Threshold-based ternary computation extends to theoretical neuroscience and quantum computation models. Johnson and Winlow introduce a threshold-based phase ternary scheme for the brain, where logic states are tied to sub-threshold, at-threshold, and refractory states of the neuronal membrane. This tripartite partition, determined by the membrane potential crossing discrete thresholds, enables phase-encoded computation beyond the classical Turing framework (Johnson et al., 2020). The resulting operational units are qutrits, with threshold crossings forming computational fixed points.

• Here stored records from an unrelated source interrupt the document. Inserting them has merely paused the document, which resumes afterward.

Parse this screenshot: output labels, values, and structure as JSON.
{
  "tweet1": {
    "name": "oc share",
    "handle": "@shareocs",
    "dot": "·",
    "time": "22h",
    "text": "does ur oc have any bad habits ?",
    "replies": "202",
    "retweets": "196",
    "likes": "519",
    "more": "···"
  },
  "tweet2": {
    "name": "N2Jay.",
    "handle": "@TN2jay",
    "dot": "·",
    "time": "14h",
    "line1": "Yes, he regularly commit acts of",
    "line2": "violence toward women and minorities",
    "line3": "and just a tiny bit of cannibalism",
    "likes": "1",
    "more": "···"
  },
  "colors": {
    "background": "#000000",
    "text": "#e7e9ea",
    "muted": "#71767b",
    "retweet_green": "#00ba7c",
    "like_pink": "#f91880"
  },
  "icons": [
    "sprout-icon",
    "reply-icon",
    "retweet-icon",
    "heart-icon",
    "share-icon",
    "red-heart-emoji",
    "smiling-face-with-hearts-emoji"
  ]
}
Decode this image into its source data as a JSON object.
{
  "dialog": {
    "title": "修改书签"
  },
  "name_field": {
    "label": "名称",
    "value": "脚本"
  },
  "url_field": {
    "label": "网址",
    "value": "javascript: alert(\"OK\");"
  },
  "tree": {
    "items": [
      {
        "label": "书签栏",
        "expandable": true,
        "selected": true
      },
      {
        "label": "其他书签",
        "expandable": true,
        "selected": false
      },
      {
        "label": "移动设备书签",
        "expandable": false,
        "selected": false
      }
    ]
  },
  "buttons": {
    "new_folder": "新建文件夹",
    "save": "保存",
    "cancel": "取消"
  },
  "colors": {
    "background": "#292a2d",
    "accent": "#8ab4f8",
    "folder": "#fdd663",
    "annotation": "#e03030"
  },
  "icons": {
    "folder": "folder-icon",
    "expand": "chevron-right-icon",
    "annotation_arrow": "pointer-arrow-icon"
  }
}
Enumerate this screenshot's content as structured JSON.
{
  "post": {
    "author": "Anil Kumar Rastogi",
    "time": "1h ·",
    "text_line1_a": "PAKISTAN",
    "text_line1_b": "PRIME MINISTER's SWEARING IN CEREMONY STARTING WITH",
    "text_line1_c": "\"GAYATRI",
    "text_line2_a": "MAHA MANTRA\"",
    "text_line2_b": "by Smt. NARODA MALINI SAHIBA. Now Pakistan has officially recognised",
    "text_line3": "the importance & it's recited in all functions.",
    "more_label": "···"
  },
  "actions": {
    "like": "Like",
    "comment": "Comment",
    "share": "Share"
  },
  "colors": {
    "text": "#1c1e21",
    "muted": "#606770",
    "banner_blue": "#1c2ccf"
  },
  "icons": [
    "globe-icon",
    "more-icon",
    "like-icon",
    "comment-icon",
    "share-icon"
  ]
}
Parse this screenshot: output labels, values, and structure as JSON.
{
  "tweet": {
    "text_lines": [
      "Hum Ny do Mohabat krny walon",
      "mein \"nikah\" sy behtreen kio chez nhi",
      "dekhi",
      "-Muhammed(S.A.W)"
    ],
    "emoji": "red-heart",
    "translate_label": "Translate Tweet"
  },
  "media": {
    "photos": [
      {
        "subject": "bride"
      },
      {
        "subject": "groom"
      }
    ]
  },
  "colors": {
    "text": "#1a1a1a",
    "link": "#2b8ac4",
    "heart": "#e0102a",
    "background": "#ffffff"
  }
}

7. Tabular Synthesis of Ternary Threshold Functions Across Domains

Domain	Input/Threshold Structure	Output Mapping
Neural Network Quantization	$W_i$ , single $\Delta$	$\{-1,0,+1\}$ via $f(W_i\|\Delta)$
MVL Hardware (TTLG)	$\sum w_i x_i$ , $T_1,T_2$	$\{0,1,2\}$
Neuromorphic TAE	$x(t)$ , dynamic $\Delta(t),u(t)$	$\{-1,0,+1\}$
Combinatorics on Words	substring period/exponent, $r(a)$	$\{-1,0,+1\}$ patterns
Theoretical Neuroscience	$V(t)$ , activation thresholds	$\{-1,0,+1\}$ (rest/threshold/refractory)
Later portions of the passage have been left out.